Tan believes that, for most, securing a bank loan is certainly the main hurdle. So, now, perhaps as a farewell project before he calls it a day at the top, it is time for Berjaya to work with various Malaysian state governments in coming up with affordable urban housing developments.
“The Better Malaysia Foundation (formerly the Vincent Tan Foundation) has, in the last two years, been figuring out ways to tackle the affordability gap faced by B40 and B50 income group families. In most cases, we’ve found out that up to 60% of those eligible to purchase a housing unit fail to do so as they couldn’t get their bank loans approved,” reveals Tan.
He feels that the private sector should be prepared to sell affordable urban homes with a price range of between MYR200,000 to MYR300,000 for a 900 sq ft apartment in different towns and cities in Malaysia. “To this end, Berjaya has successfully designed and built two show unit as the first step towards this: a five- bedroom, four-bathroom 900 sq ft unit and a four- bedroom, three-bathroom unit of 750 sq ft.

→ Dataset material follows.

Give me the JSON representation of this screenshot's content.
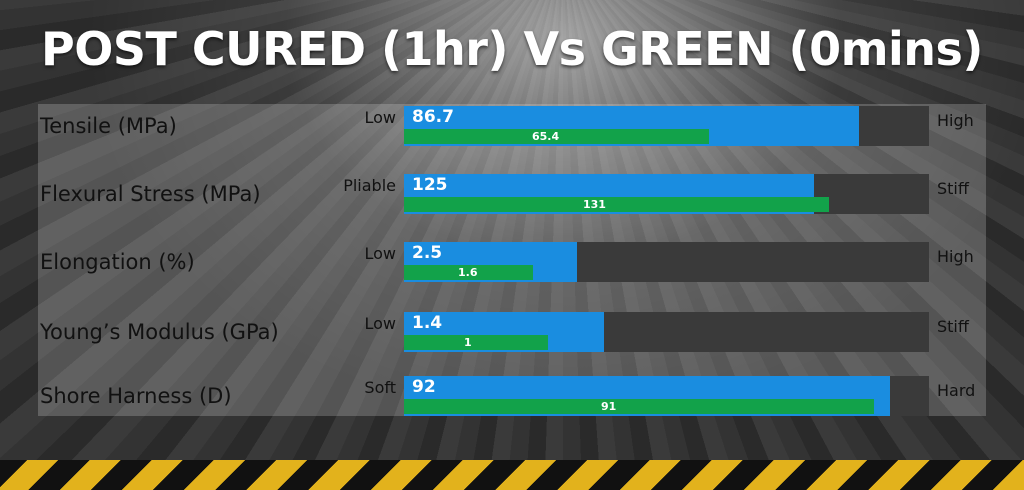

These are actually open for viewing at the Berjaya Times Square complex.”
Tan hopes that the initiative will generate enough interest from the government to buy into the project. “This price range is achievable, but only with the government’s support, in terms of charging lower land premiums and nominal development charges for affordable housing projects.”
In this regard, Tan urges the government to implement strategic initiatives for banks and financial institutions to provide 100% financing to B40 house buyers with two-generation home loans of between 40- and 60-year duration, so that loan repayments would be affordable and manageable to a wider spectrum of buyers.
He also adds that the government should also guarantee the home loans of B40 house buyers, so they can be offered a housing loan at a lower interest rate. “This way, I foresee more people and their families qualifying for such loans and, thus, more underprivileged families will have access to owning their own homes.”
Now, how about that for leaving a significant stamp on the future?